All member states of the The United Nations has ratified the Montreal Protocol, as have the Holy See, the Federated States of Micronesia, and the European Union. A smaller number of countries have ratified subsequent amendments. For example, only 154 countries have ratified the Beijing Amendment.

Impact

Ozone levels.

Since the Montreal Protocol came into effect, atmospheric concentrations of the most important chlorofluorocarbons and chlorinated hydrocarbons have stabilized or decreased. Halon concentrations have continued to increase as halons stored in fire extinguishers are released. However, the rate of increase has decreased and its presence is expected to begin to decline around 2020. The concentration of HCFCs has increased significantly, largely due to the multiple uses in which they replace CFCs (eg as solvents or refrigerants). Despite the fact that there have been reports of individuals attempting to avoid prohibition by smuggling from developing to developed countries, the degree of compliance with the Protocol has been enormous. For this reason, the Montreal Protocol has been considered the most successful international environmental agreement in the world to date. In a 2001 report, NASA found that ozone depletion over Antarctica had remained the same as it had been for the previous 3 years.
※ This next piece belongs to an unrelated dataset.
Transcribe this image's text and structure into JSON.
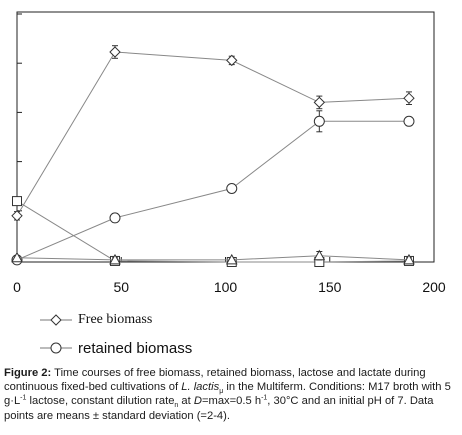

Despite this, in 2003 the ozone hole reached its second largest extent in history. The latest scientific assessment (2006) on the effects of the Montreal Protocol states that “The Montreal Protocol is working. There are clear signs of a decline in the presence of ozone-depleting substances and some early signs of a recovery of stratospheric ozone. Unfortunately, hydrochlorofluorocarbons or (HCFCs) and hydrofluorocarbons (HFCs) are currently considered anthropogenic sources of global warming. On the internationally recognized scale in which the contribution of a carbon dioxide (CO2) molecule is assigned a value of 1, HCFCs and HFCs reach values of up to 10,000 times that of CO2, making them greenhouse gases. very powerful greenhouse. The Montreal Protocol is seeking to achieve the elimination of HCFCs by 2030, but does not impose restrictions on HFCs since they do not damage the ozone layer and therefore do not fall under the subject matter of the treaty. Because CFCs are also gases with strong greenhouse effect potential, simply replacing CFCs with HFCs does not imply increased environmental damage, but increased use and applications in human activities could put the climate at risk. endangered.